The hackers recruited people who were then paid to go to actual ATMs and withdraw cash Reuters

Cybercriminals using a banking Trojan dubbed ATMZombie successfully stole hundreds of thousands in cash from unwitting customers in a complex operation that is thought to be the first successful attack to hit the banking system of Israel. Uncovered in November last year by security experts at Kaspersky Lab and now being made public for the first time, the malware uses a cocktail of phishing emails, computer trickery and real-world money mules to compromise wads of cash from targeted ATM machines.

The discovery in question, outlined by senior security researcher Ido Naor, found that hackers would first install a malicious payload on a victim's computer with the use of sophisticated social engineering tactics – essentially luring victim to download the Trojan that would conduct a 'man-in-the-middle' type infiltration to gather sensitive banking data.

Next, the malware would plant a falsified digital certificate that allowed the transfer of encrypted data between the victim's device and the banks servers. From this point on, when users connected to what they thought was the bank's secure website it would instead be a convincing page that looked identical in appearance. When the user logged in, the Trojan would steal the data and send it to the hacker's remote server.


However, the next step is what differentiates the malware from the traditional tactics deployed by banking Trojans. Instead of transferring money straight out of the account, the hackers instead recruited real people who are paid to go to actual ATMs and withdraw cash. All the mules had to do was collect the cash and then send it on to their employers, the investigators found.

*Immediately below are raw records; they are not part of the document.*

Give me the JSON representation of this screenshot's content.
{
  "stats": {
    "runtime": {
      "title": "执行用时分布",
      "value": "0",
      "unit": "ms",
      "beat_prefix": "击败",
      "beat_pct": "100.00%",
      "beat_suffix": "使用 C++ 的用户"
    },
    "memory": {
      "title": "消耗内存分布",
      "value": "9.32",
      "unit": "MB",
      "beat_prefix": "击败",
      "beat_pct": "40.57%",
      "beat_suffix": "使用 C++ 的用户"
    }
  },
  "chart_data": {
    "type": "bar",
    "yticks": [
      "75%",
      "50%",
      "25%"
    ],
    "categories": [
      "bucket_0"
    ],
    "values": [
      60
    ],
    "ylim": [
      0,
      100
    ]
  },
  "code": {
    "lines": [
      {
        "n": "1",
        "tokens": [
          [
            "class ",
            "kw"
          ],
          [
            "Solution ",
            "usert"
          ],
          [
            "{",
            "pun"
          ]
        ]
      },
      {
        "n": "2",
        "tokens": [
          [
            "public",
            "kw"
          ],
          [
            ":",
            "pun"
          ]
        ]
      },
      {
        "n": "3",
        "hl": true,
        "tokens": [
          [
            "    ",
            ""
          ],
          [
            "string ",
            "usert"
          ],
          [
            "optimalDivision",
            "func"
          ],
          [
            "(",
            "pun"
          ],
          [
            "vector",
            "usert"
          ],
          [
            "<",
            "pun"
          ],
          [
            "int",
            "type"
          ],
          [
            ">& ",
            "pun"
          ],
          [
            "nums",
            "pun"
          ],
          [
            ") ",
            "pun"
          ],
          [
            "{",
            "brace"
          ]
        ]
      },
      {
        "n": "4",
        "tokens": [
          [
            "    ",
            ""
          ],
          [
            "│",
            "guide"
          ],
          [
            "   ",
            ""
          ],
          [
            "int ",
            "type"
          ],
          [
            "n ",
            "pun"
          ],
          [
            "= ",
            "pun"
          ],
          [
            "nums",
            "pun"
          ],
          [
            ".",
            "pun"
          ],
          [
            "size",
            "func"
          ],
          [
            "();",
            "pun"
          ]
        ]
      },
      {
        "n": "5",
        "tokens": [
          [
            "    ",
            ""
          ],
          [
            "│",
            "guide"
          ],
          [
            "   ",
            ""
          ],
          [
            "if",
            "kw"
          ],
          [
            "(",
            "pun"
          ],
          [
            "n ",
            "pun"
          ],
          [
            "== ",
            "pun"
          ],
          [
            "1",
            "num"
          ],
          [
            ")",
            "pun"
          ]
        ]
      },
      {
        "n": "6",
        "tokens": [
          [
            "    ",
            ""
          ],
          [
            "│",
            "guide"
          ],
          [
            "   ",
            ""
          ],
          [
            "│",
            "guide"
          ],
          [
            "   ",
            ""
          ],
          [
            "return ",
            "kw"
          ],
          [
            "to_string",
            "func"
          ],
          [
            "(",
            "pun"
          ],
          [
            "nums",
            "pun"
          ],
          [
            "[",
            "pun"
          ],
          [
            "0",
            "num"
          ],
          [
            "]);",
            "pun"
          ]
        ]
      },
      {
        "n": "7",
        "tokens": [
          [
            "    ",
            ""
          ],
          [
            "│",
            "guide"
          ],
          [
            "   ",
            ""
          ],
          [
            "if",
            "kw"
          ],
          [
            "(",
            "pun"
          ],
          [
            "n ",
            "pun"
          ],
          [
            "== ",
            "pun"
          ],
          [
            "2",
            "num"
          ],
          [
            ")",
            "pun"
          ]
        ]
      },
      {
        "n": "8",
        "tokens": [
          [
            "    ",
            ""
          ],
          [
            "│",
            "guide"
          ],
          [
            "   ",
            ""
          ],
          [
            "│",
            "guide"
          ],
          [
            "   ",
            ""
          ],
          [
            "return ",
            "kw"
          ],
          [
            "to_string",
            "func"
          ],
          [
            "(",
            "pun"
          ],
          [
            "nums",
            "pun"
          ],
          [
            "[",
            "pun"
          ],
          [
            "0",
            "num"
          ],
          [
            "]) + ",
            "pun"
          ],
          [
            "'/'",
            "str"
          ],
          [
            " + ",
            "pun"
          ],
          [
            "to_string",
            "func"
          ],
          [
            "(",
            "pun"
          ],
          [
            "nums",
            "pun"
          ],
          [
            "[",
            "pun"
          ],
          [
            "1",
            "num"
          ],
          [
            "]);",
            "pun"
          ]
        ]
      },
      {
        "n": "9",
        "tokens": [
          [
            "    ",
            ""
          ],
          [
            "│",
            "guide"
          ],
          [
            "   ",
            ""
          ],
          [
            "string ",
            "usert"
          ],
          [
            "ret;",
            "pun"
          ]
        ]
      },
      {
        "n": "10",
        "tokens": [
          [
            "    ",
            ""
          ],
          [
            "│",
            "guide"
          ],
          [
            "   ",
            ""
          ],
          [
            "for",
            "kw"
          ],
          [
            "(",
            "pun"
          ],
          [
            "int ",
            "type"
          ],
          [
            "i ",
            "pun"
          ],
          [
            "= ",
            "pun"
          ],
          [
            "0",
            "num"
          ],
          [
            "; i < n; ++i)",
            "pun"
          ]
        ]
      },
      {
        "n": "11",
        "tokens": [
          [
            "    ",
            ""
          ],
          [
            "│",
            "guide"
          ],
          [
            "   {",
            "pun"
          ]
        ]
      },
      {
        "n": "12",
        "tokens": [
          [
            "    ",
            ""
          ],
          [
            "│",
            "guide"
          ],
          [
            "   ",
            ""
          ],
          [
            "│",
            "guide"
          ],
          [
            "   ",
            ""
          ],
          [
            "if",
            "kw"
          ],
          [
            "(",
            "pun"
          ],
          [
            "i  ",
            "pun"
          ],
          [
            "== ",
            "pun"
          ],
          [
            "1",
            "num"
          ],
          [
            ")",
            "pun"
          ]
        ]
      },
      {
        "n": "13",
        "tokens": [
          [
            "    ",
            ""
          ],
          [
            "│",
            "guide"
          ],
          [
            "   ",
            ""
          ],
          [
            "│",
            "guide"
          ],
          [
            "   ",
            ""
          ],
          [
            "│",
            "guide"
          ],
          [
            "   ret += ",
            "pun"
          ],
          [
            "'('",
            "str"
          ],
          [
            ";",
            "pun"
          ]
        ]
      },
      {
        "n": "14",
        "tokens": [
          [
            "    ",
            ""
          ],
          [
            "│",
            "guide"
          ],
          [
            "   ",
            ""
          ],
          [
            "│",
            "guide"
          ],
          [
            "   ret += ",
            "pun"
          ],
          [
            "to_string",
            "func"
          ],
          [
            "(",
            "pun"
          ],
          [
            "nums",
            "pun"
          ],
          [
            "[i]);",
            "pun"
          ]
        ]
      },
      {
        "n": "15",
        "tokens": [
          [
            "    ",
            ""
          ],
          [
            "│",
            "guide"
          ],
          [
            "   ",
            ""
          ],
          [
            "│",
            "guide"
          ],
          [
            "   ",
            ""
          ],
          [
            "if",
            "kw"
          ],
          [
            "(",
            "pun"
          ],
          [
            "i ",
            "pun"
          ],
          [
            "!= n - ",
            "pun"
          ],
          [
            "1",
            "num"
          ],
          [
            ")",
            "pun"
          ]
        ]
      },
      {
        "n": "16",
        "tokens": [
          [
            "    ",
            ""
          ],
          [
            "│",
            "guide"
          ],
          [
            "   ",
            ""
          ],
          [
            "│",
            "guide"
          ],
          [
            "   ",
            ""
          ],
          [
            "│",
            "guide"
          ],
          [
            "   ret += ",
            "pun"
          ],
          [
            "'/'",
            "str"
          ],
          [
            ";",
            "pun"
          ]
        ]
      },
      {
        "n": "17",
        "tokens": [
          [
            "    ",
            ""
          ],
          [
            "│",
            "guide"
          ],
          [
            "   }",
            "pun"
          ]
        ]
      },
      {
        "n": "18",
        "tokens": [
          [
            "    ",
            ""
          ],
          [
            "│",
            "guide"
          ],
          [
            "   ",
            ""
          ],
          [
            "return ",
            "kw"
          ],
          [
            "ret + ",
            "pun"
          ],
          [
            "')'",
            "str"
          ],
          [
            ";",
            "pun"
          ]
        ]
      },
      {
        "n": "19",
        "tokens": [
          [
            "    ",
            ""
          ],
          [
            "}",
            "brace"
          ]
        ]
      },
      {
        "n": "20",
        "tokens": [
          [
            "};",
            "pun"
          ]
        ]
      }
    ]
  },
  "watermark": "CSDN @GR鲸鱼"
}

"Instead of relying only on direct wire-transfer or trading credentials, [the hacker's] modus operandi started by leveraging a loophole in one of the bank's online features; and later by physically withdrawing money from the ATM, assisting money mules who are suspected to have no awareness of how the attack works − hence the Trojan was dubbed ATMZombie," explained Naor.

ATMZombie - Kaspersky Lab
ATMZombie: a complex piece of malware that uses computer-based software and real-world mules Kaspersky Lab

The so-called "mule" could exploit a legitimate banking feature called "SMS transaction" to withdraw money using the credentials stolen from the targeted accounts.

"[SMS transaction] has been widely used for the past few years, allowing parents, for example, to send money to kids who have no credit card, while they serve in the military or study at school. Along with a few more unique details, such as Date, Israeli ID, Name and Amount, the owner of the phone will be provided with an SMS message that authorises the cash withdraw," the researcher explained.

"The technique allowed the attackers to stay anonymous and supervise the entire campaign remotely. It also points to a new type of attack, where attackers control residents of a country to operate as an insider and deliver a basic service. This service might cause its executor to be accused of committing a crime; however, the chance of proving that they were aware of the entire operation is close to none. After all, they are not doing anything malicious."

The Kaspersky analysis found the technique was not only original but extremely well planned out. "The victim was not only lured into downloading the malware for being a client of Israeli banks, but was also targeted for being a client of a specific bank in Israel," said Naor. "This requires either very good intelligence-gathering techniques or an insider that can, legitimately or not, get a hold of the list of clients. When a list of that nature is being assembled, the hunt becomes very efficient and the attackers are able to craft each email or link to a specific victim or bank."

Following the malware attacks, which have now reportedly been curbed, all impacted customers are said to have been compensated by the banks. While Kaspersky estimates that a significant amount of money was stolen in the cyberattack, it added that swift action by the banks helped to stop the fallout from being much larger in scope.